It is notable that the red of his wife's blood is the last real color that Rafael seems to register. Before that, she planted flowers and vegetables in her garden, harvesting the green vegetables to cook and serve with their dinner. She watered the peach trees, bringing them back to life enough that they could "burst" into bloom. Life with his wife seemed vibrant with sounds and colors—she would sing in the garden and while she bathed herself, and she made their corner of the pale llano erupt with varied hues. However, once the "small flow of blood began," leading to his wife's death in childbirth, Rafael's life seems to become rather colorless. His daughter is but a "small white bundle." He buries his wife and disappears, returning "pale" after several days, not caring whether he lives or dies. He "moves like a ghost" in the town and merely survives in the "desolate" llano.
On the day Rafael sees the cloud of dust on the road to his house, his wife's grave is "covered by windswept sand" and the peach trees that she had restored to health are now "almost dead." His daughter has tried to tend them, but she does not know how—he has kept this life from her, just as he has kept all joy in life from her as well as all knowledge of her mother or even his very voice or love. The landscape is "dry, tawny" and lifeless, except for her.

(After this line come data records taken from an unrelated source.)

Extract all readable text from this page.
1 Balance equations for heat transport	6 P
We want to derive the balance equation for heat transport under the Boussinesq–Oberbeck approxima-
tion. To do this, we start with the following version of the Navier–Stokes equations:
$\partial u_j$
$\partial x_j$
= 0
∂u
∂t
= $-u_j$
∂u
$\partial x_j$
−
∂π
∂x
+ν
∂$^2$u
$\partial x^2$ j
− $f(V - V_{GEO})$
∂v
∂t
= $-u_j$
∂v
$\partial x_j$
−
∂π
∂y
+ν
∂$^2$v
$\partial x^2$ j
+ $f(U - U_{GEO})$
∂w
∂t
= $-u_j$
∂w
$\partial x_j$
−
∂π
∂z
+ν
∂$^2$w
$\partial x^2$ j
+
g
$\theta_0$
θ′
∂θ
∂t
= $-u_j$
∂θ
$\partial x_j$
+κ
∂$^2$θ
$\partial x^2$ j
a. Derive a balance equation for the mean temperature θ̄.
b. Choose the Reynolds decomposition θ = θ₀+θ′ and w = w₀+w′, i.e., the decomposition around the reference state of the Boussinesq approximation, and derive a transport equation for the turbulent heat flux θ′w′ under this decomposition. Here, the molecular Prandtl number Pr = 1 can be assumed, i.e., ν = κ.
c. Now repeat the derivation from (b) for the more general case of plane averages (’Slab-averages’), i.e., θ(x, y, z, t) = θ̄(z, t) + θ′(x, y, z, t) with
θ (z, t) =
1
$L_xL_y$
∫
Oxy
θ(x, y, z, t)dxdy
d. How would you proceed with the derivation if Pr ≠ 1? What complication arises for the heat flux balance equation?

When he enters the home following the sight of the car driving into the ranch, he sees her on the bed, and she has clearly been raped. She points to "the stain of blood" on the sheets, and "red scratch marks" cover her shoulders. It seems to be the sight of her blood, the bright color of it, that first reminds him of her mother and eventually restores his ability to imagine color, to imagine joy, in his life again. It is only after he sees his daughter bathing as his wife used to that he offers to prepare her a garden, just as he had for her mother. This garden has become symbolic of the life and happiness that is possible in the midst of desolation and silence.